Where is my prairie son?
Where is my happy ending?
Where have all the cowboys gone? "
-Paula Cole (from This Fire, 1996)
"All battles are fought by scared men who'd rather be some place else."
-John Wayne (Capt. Rockwell Torrey, “In Harm’s Way”)
When a jolt of bad news hits me hard enough, I usually have a hard time getting it out of my head for a while. I still have no clue why I get the unavoidable odd pop-culture references, but that’s therapy for another time.
In “The Happening” M. Night Shyamalan used shockingly violent imagery to set the tone of his 2008 film depicting a pandemic of unexplainable, self-destructive behavior. Shyamalan excels at building suspenseful, compelling and gripping stories whose subplots deliver extremely poignant underlying messages. If you haven’t seen this film, a good scan of IMDB will reveal why today the following situation sent my movie-thinking brain into a tailspin.
On November 14th Nebraska lawmakers will begin a special session to address problems growing out of that state’s “Safe Haven Law". It seems there’s been a rash of “returns”, and children as old as 17 are being “dropped off” at emergency rooms. “Safe Haven” laws stem from well-intentioned efforts aiming to protect newborn infants from troubled parents tempted to terminate them or abandon them in trash bins and alleys. It is common for these laws to include anonymity and immunity for the parent or person depositing the unfortunate child. It is expected that Nebraska lawmakers will seek to add age limitations where none previously existed…focusing the program on infants.
I find no fault with any legislative effort that promotes a culture of life. More concerning to me is that the laws are necessary.
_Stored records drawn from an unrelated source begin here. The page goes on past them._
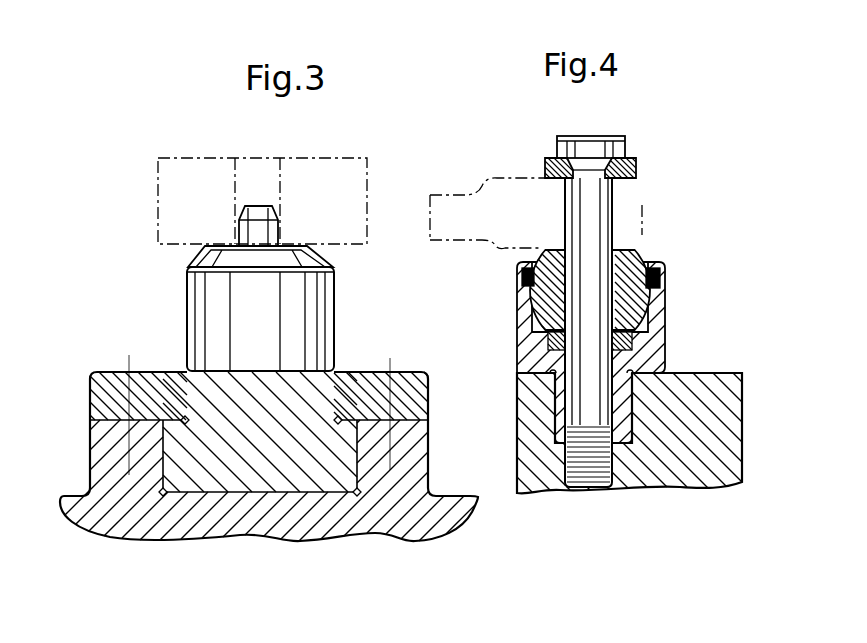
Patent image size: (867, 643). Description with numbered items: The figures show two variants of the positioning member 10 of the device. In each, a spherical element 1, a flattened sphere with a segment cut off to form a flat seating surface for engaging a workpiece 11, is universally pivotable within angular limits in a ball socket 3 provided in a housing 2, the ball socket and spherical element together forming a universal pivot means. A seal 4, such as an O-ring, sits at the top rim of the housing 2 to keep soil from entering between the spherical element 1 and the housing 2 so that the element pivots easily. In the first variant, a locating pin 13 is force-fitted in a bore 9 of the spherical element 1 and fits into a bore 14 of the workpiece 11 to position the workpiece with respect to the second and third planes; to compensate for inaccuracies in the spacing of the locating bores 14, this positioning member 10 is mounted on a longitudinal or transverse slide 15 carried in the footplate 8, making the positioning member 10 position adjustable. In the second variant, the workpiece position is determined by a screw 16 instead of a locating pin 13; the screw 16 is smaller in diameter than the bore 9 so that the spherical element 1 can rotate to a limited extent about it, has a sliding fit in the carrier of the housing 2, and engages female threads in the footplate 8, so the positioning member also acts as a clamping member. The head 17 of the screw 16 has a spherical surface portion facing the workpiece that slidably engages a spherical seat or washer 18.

In FIG. 3, the spherical element 1 is at (216, 248).
In FIG. 4, the spherical element 1 is at (638, 302).
In FIG. 3, the housing 2 is at (322, 314).
In FIG. 4, the housing 2 is at (652, 322).
In FIG. 4, the ball socket 3 is at (630, 348).
In FIG. 4, the seal 4 is at (657, 272).
In FIG. 3, the footplate 8 is at (117, 514).
In FIG. 4, the footplate 8 is at (668, 468).
In FIG. 4, the bore 9 is at (538, 297).
In FIG. 3, the positioning member 10 is at (252, 285).
In FIG. 4, the positioning member 10 is at (587, 336).
In FIG. 3, the workpiece 11 is at (349, 170).
In FIG. 4, the workpiece 11 is at (474, 203).
In FIG. 3, the locating pin 13 is at (268, 231).
In FIG. 3, the bore 14 is at (236, 165).
In FIG. 3, the slide 15 is at (355, 462).
In FIG. 4, the screw 16 is at (598, 212).
In FIG. 4, the head 17 is at (612, 141).
In FIG. 4, the washer 18 is at (548, 160).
Texas passed the first act in 1999, paving the way for 44 more states that adopted similar laws. Intended as a rescue measure for infants who might otherwise be terminated or eventually abused or neglected, Safe Haven measures do provide an answer to a sickeningly apparent need. As critics of these laws note, providing sanction for abandonment only invites the behavior. Involuntarily, other big government solutions to societal ills still run through my mind. It just so happens that the Nebraska dilemma has given us an opportunity to look up as the bodies begin to fall from the buildings.
What hit me harder than teenagers and infants being abandoned to the state was just how much of today's "solutions" actually encourage self-destructive behavior. Are real men an endangered species?
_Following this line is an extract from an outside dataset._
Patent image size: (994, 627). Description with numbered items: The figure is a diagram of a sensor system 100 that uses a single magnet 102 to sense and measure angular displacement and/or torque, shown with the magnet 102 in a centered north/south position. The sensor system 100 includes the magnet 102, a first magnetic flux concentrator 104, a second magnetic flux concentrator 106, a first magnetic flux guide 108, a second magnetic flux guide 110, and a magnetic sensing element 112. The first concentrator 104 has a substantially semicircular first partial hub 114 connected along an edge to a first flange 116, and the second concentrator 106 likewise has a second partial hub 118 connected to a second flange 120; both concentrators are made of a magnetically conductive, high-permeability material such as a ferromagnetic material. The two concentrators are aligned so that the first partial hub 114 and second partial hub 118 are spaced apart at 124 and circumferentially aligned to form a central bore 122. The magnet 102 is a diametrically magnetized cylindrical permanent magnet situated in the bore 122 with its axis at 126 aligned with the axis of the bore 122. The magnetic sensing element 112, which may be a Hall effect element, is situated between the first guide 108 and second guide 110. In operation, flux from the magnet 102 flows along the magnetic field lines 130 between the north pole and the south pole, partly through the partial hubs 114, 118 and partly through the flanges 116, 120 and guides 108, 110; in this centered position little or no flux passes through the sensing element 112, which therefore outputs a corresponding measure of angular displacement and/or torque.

Paula Cole’s 1996 hit single “Where Have All The Cowboys Gone” tells the story of a woman who experiences the romance of being swept off her feet, only to end up being distraught, abandoned and lonely. Whether you listen or read the lyrics, ask yourself…is she lamenting her loss and crying out for “policies” or “programs”?
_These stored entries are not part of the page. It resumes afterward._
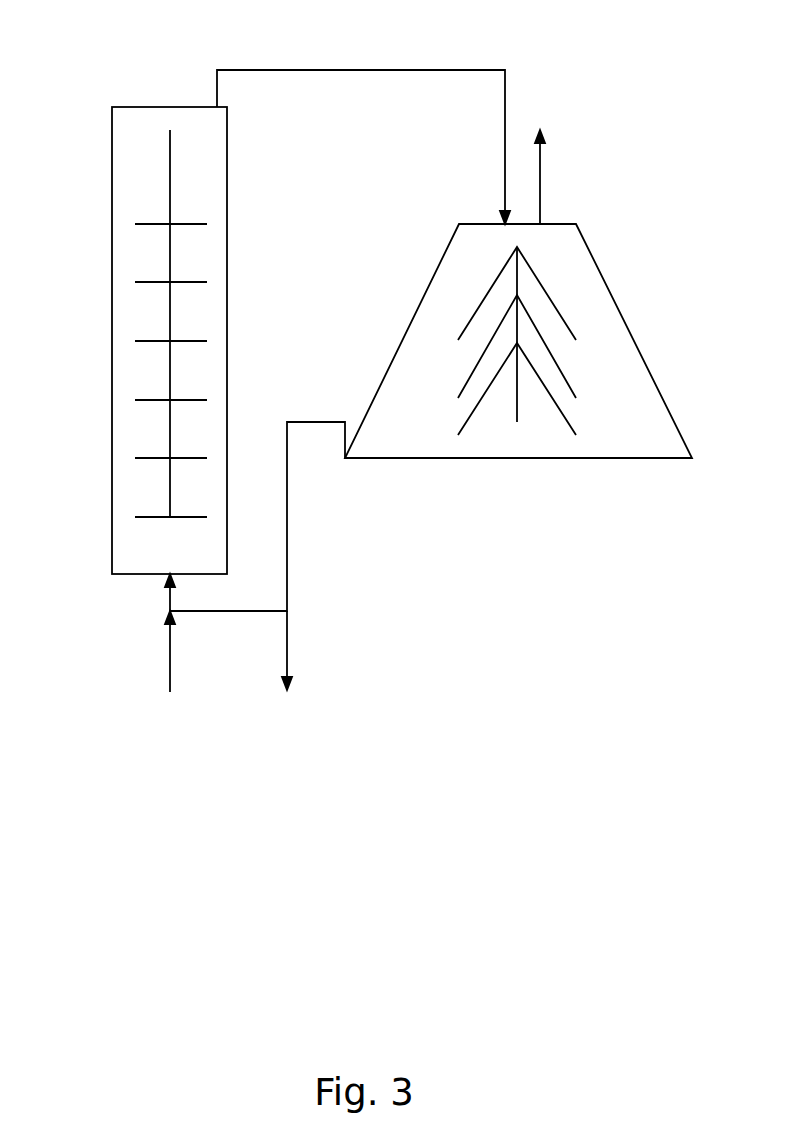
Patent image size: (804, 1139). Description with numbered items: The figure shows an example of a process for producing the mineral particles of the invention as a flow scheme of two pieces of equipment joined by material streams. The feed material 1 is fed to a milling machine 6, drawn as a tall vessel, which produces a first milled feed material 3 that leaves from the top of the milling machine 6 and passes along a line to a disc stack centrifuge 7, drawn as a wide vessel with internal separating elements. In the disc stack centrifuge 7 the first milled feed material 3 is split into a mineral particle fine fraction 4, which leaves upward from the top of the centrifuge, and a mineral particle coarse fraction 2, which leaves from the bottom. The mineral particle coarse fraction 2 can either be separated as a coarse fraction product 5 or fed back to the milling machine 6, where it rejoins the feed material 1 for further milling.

The feed material 1 is at (170, 663).
The mineral particle coarse fraction 2 is at (257, 516).
The first milled feed material 3 is at (363, 117).
The mineral particle fine fraction 4 is at (561, 164).
The coarse fraction product 5 is at (285, 682).
The milling machine 6 is at (137, 303).
The disc stack centrifuge 7 is at (598, 352).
In “Stagecoach” John Wayne’s character [Ringo Kid] says “Well, there are some things a man just can’t run away from.” I’m sorry to say that in 21st century U.S.A he most certainly can, and he does. More Homer Simpson than Monte Walsh, we of Monday Night Football and "pull my finger" fame have an uphill battle to fight.
We should worry just a bit. I mean, how depressing is it that in our search for “true grit” and the leadership of rugged individualism we find ourselves hanging on to the promise of a feminine ass-kicking Governor from Alaska? Wake up, boys! It’s time we held our fellow man accountable for what he does wrong, and what he does not do, for the fairer gender of our species.
We won't make progress asking the state or U.S. governments to take over for us.
Tell them to “Keep The Change”.
Life is hard; it's harder if you're stupid.”
“If everything isn't black and white, I say, "Why the hell not?"